There are three scopes default, one and two. default always exists and is what is used when there is no scope specified on the token. one is defined with %scopes so it is like default and includes everything where no scope is specified. two is defined by %excludes and only includes tokens where that is specified. All tokens defined by keywords " " are included by in all scopes:

        
%scopes default one;
%excludes two;
<a> : a ;
one <b> : b ;
two <c> : c ;
Start 
    : "0" Abcd
    | SwitchToOne "1" Abcd
    | SwitchToTwo "2" Abcd
    ;
Abcd
    : (<a> | <b> | <c> | "d")+
    ;
SwitchToTwo
    : [self scope: #two]
    ;
SwitchToOne
    : [self scope: #one]
    ;

Given that definition we can parse these strings 0ad, 1abd, and 2cd. One important part of the grammar is the code that switches scopes. It needs to be performed before the grammar specifies the token that switches scopes since the parser has one token lookahead (i.e., SwitchToOne has to come before "1" and not after).
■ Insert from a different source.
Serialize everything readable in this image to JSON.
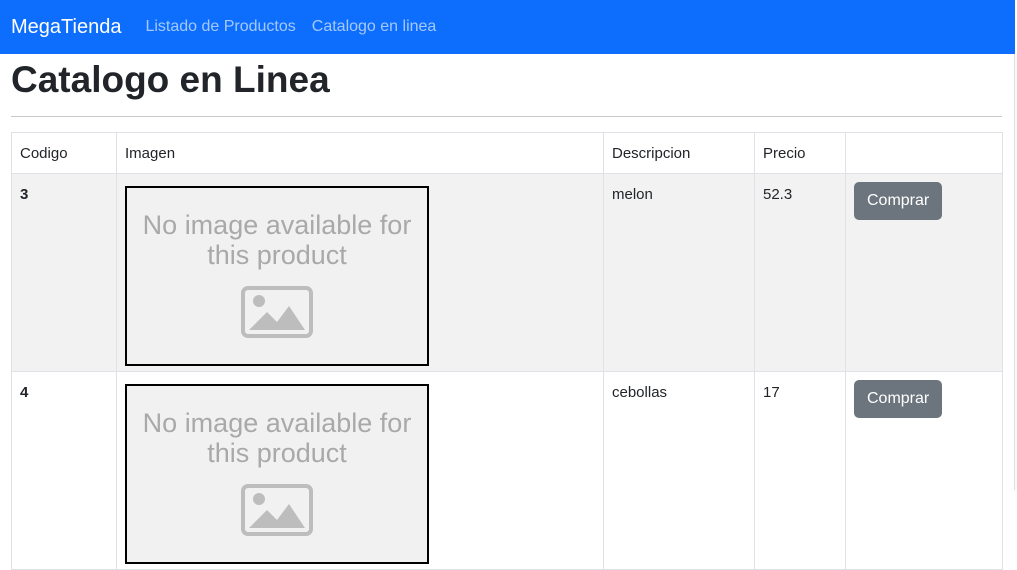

Scopes by themselves can't solve the parentheses in the urls problem. The problem there is that the ending character of the url is ), so we don't know if the ) is part of the url or the character marking the end of the url. You might want to say that it should accept balanced (), but you can't accept that with the scanner as it only allows regular expressions. We could accept the balanced () with the parser, but that makes things more complicated and we would need scopes for that. Basically, we would need a scope that had a token for valid characters that weren't () and tokens for ( and ).

One option is to use space as the end character.